Özel öğrenme güçlüğü olan çocukların yaşıtlarından ve sınıf düzeylerinden farklılıklarının nesnel ölçümlerle saptanarak erken tanı ve tedaviye ulaşılması gerekmektedir. Özel öğrenme güçlüğünün tedavisi eğitimdir. Bu eğitim okulda verilen eğitimden farklıdır. Çocuk normal okulda eğitimine devam ederken bireysel ya da grup halinde özel bir eğitime alınır.

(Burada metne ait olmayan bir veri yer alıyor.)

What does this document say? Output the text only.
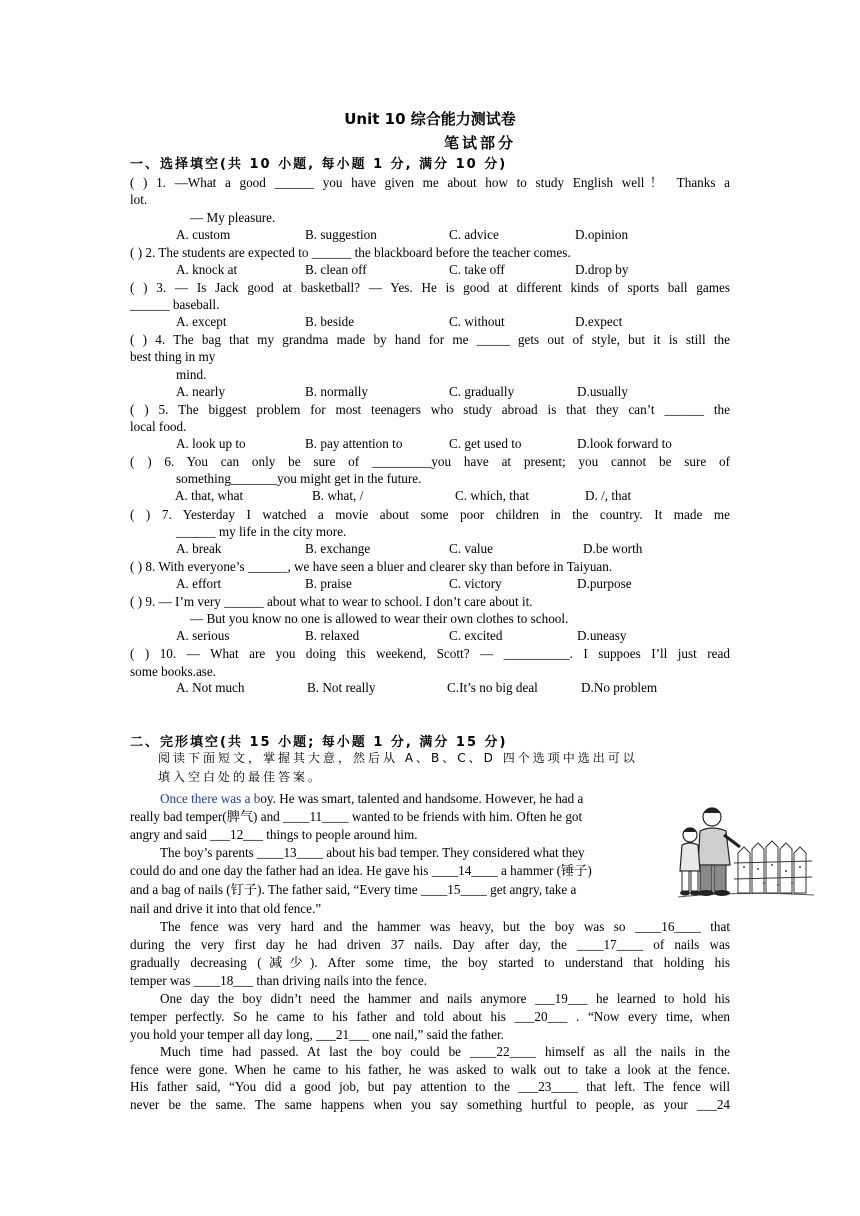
Unit 10 综合能力测试卷
笔试部分
一、选择填空(共 10 小题, 每小题 1 分, 满分 10 分)
( ) 1. —What a good ______ you have given me about how to study English well！ Thanks a
lot.
— My pleasure.
A. custom	B. suggestion	C. advice	D.opinion
( ) 2. The students are expected to ______ the blackboard before the teacher comes.
A. knock at	B. clean off	C. take off	D.drop by
( ) 3. — Is Jack good at basketball? — Yes. He is good at different kinds of sports ball games
______ baseball.
A. except	B. beside	C. without	D.expect
( ) 4. The bag that my grandma made by hand for me _____ gets out of style, but it is still the
best thing in my
mind.
A. nearly	B. normally	C. gradually	D.usually
( ) 5. The biggest problem for most teenagers who study abroad is that they can’t ______ the
local food.
A. look up to	B. pay attention to	C. get used to	D.look forward to
( ) 6. You can only be sure of _________you have at present; you cannot be sure of
something_______you might get in the future.
A. that, what	B. what, /	C. which, that	D. /, that
( ) 7. Yesterday I watched a movie about some poor children in the country. It made me
______ my life in the city more.
A. break	B. exchange	C. value	D.be worth
( ) 8. With everyone’s ______, we have seen a bluer and clearer sky than before in Taiyuan.
A. effort	B. praise	C. victory	D.purpose
( ) 9. — I’m very ______ about what to wear to school. I don’t care about it.
— But you know no one is allowed to wear their own clothes to school.
A. serious	B. relaxed	C. excited	D.uneasy
( ) 10. — What are you doing this weekend, Scott? — __________. I suppoes I’ll just read
some books.ase.
A. Not much	B. Not really	C.It’s no big deal	D.No problem
二、完形填空(共 15 小题; 每小题 1 分, 满分 15 分)
阅读下面短文，掌握其大意，然后从 A、B、C、D 四个选项中选出可以
填入空白处的最佳答案。
Once there was a boy. He was smart, talented and handsome. However, he had a
really bad temper(脾气) and ____11____ wanted to be friends with him. Often he got
angry and said ___12___ things to people around him.
The boy’s parents ____13____ about his bad temper. They considered what they
could do and one day the father had an idea. He gave his ____14____ a hammer (锤子)
and a bag of nails (钉子). The father said, “Every time ____15____ get angry, take a
nail and drive it into that old fence.”
The fence was very hard and the hammer was heavy, but the boy was so ____16____ that
during the very first day he had driven 37 nails. Day after day, the ____17____ of nails was
gradually decreasing (减少). After some time, the boy started to understand that holding his
temper was ____18___ than driving nails into the fence.
One day the boy didn’t need the hammer and nails anymore ___19___ he learned to hold his
temper perfectly. So he came to his father and told about his ___20___ . “Now every time, when
you hold your temper all day long, ___21___ one nail,” said the father.
Much time had passed. At last the boy could be ____22____ himself as all the nails in the
fence were gone. When he came to his father, he was asked to walk out to take a look at the fence.
His father said, “You did a good job, but pay attention to the ___23____ that left. The fence will
never be the same. The same happens when you say something hurtful to people, as your ___24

Eğitimleri, görsel-işitsel algılarının geliştirilmesini, dikkat, bellek ve ardışıklık yeteneklerinin artırılmasını, motor koordinasyon becerilerinin geliştirilmesini içermektedir. Ayrıca dinleme, konuşma, okuma-yazma (dil) becerilerinin, kavram ve düşünme süreçlerinin geliştirilmesinin desteklenmesi de bu süreç eğitimi içerisinde yer almaktadır. Ayrıca fonetik (ses bilgisi) farkındalığın artırılması, dil, konuşma, okuma-yazma becerilerinin geliştirilmesi, kavram ve dil süreçlerinin gelişiminin desteklenmesi bu eğitim içinde yer almalı, algıları destekleyici ya da iyileştirici bu çalışmalar yapılmalıdır.